THE specimen which forms the subject of this report is a human embryo measuring some 17 mm., and presenting the condition of anencephaly. The stage of development, however, places the embryo among those of about 27 or 28 mm., and the details of its structure, apart from the abnormal regions, are quite comparable with those in a normal 28 mm., which I have consequently adopted as the standard by which the specimen is judged. I need not go into these particulars, and it will be enough, I think, to say that the specimen is one of anencephaly in a human embryo near the end of the second month; so far as I am aware, no record exists of a similar specimen of this age.


An outline reconstruction of the embryo is shown in fig. 1. It can be seen that, with the exception of the head, the general appearance of the embryo exhibits nothing unusual.

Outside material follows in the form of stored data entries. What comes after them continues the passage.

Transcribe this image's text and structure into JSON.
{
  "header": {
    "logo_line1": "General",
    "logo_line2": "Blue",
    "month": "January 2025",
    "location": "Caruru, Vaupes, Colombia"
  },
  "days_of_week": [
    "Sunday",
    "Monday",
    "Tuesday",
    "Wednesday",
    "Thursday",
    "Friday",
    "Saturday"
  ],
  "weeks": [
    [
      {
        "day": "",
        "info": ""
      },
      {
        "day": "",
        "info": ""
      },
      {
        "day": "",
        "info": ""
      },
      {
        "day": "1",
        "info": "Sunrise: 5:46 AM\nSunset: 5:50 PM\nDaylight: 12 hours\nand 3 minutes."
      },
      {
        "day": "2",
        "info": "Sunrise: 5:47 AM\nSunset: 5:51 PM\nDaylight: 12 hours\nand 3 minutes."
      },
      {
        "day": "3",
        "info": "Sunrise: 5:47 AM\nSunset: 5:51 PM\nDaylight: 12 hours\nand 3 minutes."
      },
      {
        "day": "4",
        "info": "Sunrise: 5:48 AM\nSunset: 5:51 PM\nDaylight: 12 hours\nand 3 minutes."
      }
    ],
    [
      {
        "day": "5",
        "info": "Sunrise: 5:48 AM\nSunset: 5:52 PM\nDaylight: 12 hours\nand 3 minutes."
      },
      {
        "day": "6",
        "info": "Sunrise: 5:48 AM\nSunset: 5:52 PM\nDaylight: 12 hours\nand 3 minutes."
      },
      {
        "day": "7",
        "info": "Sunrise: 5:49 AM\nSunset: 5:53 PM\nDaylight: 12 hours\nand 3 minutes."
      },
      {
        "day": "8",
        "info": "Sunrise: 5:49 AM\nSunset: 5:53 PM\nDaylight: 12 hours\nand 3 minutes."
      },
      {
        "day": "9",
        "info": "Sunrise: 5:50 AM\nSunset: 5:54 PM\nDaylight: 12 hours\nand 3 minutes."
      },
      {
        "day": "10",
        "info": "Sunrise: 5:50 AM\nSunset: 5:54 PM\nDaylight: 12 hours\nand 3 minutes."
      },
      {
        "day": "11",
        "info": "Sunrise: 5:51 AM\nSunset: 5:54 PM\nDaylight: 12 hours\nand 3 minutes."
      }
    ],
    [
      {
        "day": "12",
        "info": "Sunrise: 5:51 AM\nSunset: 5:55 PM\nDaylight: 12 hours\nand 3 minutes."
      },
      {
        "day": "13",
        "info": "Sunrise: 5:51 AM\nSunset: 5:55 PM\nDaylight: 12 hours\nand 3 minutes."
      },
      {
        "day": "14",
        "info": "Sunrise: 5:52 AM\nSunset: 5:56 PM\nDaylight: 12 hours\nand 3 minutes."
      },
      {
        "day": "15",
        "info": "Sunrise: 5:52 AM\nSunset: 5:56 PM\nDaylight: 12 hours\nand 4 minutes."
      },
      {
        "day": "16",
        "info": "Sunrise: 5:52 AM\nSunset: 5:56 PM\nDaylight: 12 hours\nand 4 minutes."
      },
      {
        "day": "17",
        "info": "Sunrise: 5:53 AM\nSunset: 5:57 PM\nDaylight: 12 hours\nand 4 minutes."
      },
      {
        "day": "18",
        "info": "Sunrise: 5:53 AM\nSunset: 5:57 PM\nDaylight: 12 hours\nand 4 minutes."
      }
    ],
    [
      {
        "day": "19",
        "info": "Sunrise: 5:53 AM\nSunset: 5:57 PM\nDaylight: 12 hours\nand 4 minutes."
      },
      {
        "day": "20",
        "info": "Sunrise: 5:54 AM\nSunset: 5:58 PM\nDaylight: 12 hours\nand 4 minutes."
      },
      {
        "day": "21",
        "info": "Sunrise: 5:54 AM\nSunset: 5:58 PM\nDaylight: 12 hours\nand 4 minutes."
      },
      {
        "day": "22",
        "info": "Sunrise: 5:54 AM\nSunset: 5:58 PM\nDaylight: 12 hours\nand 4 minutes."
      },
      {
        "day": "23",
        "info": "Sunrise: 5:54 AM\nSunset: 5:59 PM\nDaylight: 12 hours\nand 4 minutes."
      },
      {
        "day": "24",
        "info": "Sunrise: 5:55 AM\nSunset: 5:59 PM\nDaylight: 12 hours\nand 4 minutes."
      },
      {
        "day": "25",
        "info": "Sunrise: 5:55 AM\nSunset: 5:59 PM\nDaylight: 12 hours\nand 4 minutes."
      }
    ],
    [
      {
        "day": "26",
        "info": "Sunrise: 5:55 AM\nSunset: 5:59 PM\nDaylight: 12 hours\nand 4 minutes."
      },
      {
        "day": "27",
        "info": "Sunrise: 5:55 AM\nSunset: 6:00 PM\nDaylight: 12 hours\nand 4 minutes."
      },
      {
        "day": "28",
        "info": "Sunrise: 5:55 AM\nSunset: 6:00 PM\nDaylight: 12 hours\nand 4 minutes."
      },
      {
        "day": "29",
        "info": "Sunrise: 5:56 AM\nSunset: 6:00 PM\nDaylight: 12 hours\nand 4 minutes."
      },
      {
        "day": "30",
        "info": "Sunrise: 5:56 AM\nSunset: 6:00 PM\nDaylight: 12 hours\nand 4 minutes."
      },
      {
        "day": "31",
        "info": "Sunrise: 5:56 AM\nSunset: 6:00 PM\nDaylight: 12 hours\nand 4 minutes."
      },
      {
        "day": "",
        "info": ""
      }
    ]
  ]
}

It was divided into 10 μ serial sections, and these have been examined with a View to the discovery of any concomitant abnormalities.


(a) Urinogenital System. The anal end of the gut reaches the surface between the hinder extremities of the inner genital folds. The Mullerian ducts run down normally as far as the place where they cross over the Wolffian ducts, i.e. about the pelvic brim. Here, on the left side, the former duct apparently runs into the latter, while the right Mullerian duct disappears, though it cannot be definitely traced into the Wolflian duct. It may be remarked that examination of the genital glands suggests that the embryo is a male, whereas the 28 mm. “control” is female.


(b) Alimentary and Respiratory Systems. With the exception of the minor displacement of the terminal situation already noticed, nothing abnormal was found. The proximal limb of the U-loop was partly in the abdomen, and displaced above the distal limb and mesentery, but this was, I think, evidently accidental and referable to the preparation of the specimen: otherwise, the loop was normally in the umbilical sac.


(c) Circulatory System. Nothing abnormal found except in the head.


(d) Skeletal System. The cartilaginous skeleton appears normal, though there is a suggestion that the neural arches in the lumbar region, and perhaps elsewhere, are not quite as “thick” as in the 28 mm. sections. The impression of being thinner applies to all the tissues lying dorsal to the spinal cord, but there is absolutely no indication of any giving way or stretching to be observed.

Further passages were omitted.